Paula pestañeó. La maldita sonrisa de Pedro la sacó definitivamente de sus casillas. Sin darse tiempo siquiera a pensar en lo que estaba haciendo, le plantó un pisotón que recogieron complacidas los cámaras, giró sobre sus talones, se abrió paso entre los aficionados al fútbol y los periodistas y se dirigió hacia su camioneta deseando tener una pistola. Cuando por fin consiguió tranquilizarse, fijó la mirada en los albaranes que llevaba sobre la guantera. Tras los duros momentos pasados, todavía tenía que terminar sus entregas. Miró el reloj y chasqueó la lengua disgustada. Había perdido media hora y todo por culpa de aquel ser repugnante llamado Pedro Alfonso.
—Ahora no creas que vas a irte de rositas, cariño —los papeles se le cayeron de las manos. Giró la cabeza a toda velocidad y vió la cabeza de Pedro en la ventanilla del coche—. Déjame hacerte una oferta de paz.

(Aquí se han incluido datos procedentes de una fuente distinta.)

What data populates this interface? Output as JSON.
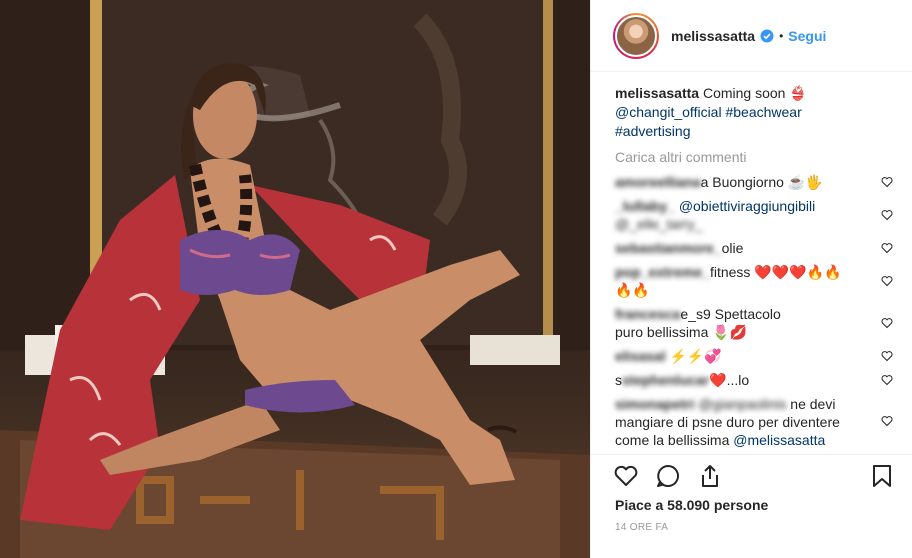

—¿Qué me vas a ofrecer? ¿Una fotografía con tu autógrafo?
—Lo que quieras.
—Dios santo —lo miró furibunda—. Acabas de humillarme delante de docenas de personas... Delante de toda la maldita ciudad —sacudió la cabeza—. Todavía no me lo puedo creer. Mi Batman es un ridículo hombre de las cavernas, mi madre llegará dentro de sesenta horas cuarenta y siete minutos y yo voy a aparecer en todos los informativos de las diez. Todavía no he repartido todas las tartas y...
—Chsss —Pedro posó un maravilloso dedo en sus labios—. Estás divagando.
—No estoy nerviosa —estalló. Le hizo apartar la mano e hizo el signo de la cruz—. Lárgate.
—Eso sólo funciona con los vampiros.
—Yo que tú no me arriesgaría a comprobarlo. Así que mantente lejos de mí —puso el motor en marcha y sacó una factura de la guantera.
Trabajo. Tenía que pensar en el trabajo, y no él.
—¿Qué es esto? —preguntó Pedro estupefacto cuando Paula le puso el papel en la mano.
—Lo que me debes por haber destrozado media docena de tartas. Ésta es la cuenta. Y, para tu información, Bradshaw ha sido el mejor jugador de todos los tiempos.